While the minority opposition has every right to have its voice heard in the constitutional process, their systematic interruption of the Constituent Assembly's sittings, as well as recent violent protests, calls for civil disobedience and ugly racist declarations are impeding the exercise of a democratic process.

The Canadian Labour Congress expresses its solidarity with the democratically elected government and its support for the constitutional reforms demanded by the majority of Bolivians.

We condemn the calls to violence and secession, these which are anti-democratic attempts to destabilize the country and deny the oppressed majority their right to reshape Bolivia on a more equitable basis and in recognition of its First Nations.

We have confidence that President Evo Morales will manage the current situation, with respect for democratic principles, and will ensure that Bolivian political forces maintain a climate of dialogue and understanding, rejecting all attempts that endanger the stability of the country's institutions and the democratically elected government.

Sincerely,

Kenneth V. Georgetti President

cc. CLC Officers and Executive Assistants
CLC Executive Committee
The Honourable Maxime Bernier, Minister of Foreign Affairs
The Honourable Jean-Pierre Blackburn, Minister of Labour
The Honourable Jack Layton, New Democratic Party of Canada
The Honourable Stephane Dion, Liberal Party of Canada
Mr. Gilles Duceppe, Bloc Quebecois
Ms. Elizabeth May, Green Party of Canada
Embassy of Bolivia in Ottawa

3 comments:

Juan Pueblo said...

As a Bolivian living in Canada, I strongly object calling the Morales government "democratic". The authoritarian regime has suppressed every democratic institution in the country, has trampled on every human right, and has soaked a non-concerted constitution on the blood of over 30 innocent Bolivians brutally massacred by the Morales government. With Cuban and Venezuelan guns and advice Bolivians who think differently are constantly harrassed, as the constitutional courts was physically destroyed by the government's social squads (SS). As a result of institutionalized intimidation and increased poverty, due to ideologically driven national-socialistic policies, more than three million Bolivians have emigrated, a third of the country's population, leaving hundred of thousands of children without their parents during this Christmas season. Canada should not support a totalitarian regime but condemn it. Canada should support the courageous regional leaders who are risking their lives to restore democracy in Bolivia brutally ruled by a fascist and corporatist regime.

Renegade Eye said...

I wish American labor would endorse Morales's efforts.

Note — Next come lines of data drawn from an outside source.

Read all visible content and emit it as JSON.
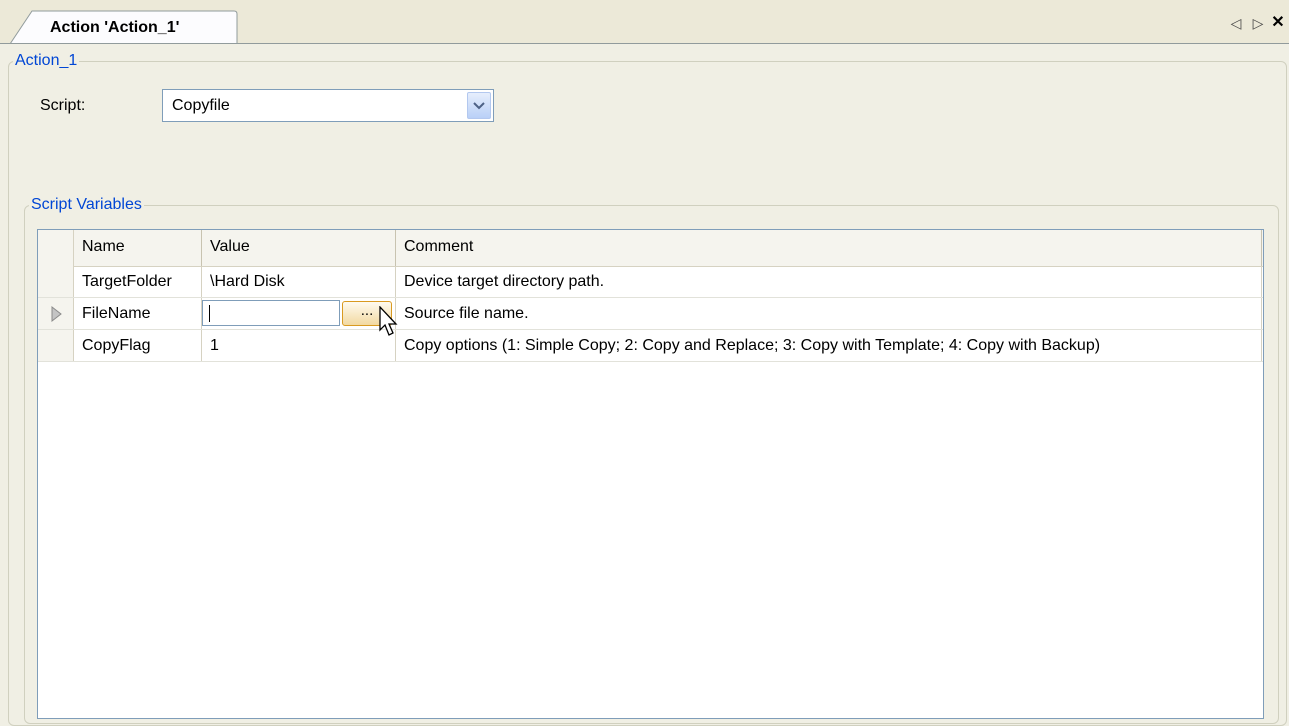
{
  "tab": {
    "title": "Action 'Action_1'"
  },
  "tab_controls": {
    "prev_icon": "◁",
    "next_icon": "▷",
    "close_icon": "✕"
  },
  "action_group": {
    "legend": "Action_1",
    "script_label": "Script:",
    "script_value": "Copyfile"
  },
  "variables_group": {
    "legend": "Script Variables"
  },
  "grid": {
    "columns": [
      "Name",
      "Value",
      "Comment"
    ],
    "rows": [
      {
        "name": "TargetFolder",
        "value": "\\Hard Disk",
        "comment": "Device target directory path."
      },
      {
        "name": "FileName",
        "value": "",
        "comment": "Source file name."
      },
      {
        "name": "CopyFlag",
        "value": "1",
        "comment": "Copy options (1: Simple Copy; 2: Copy and Replace; 3: Copy with Template; 4: Copy with Backup)"
      }
    ],
    "browse_label": "..."
  },
  "colors": {
    "legend": "#0046d5",
    "background": "#ece9d8"
  }
}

It's the opposition that uses anti-democratic means. It was recently displayed by the so called autonomy movement, bought and paid for by the CIA.

There is a totalitarian regime in South America. It is called Colombia.

Bek said...

Juan Pueblo, did you leave Bolivia for Canada because of the Morales government? And how long did you live under this government before deciding to leave?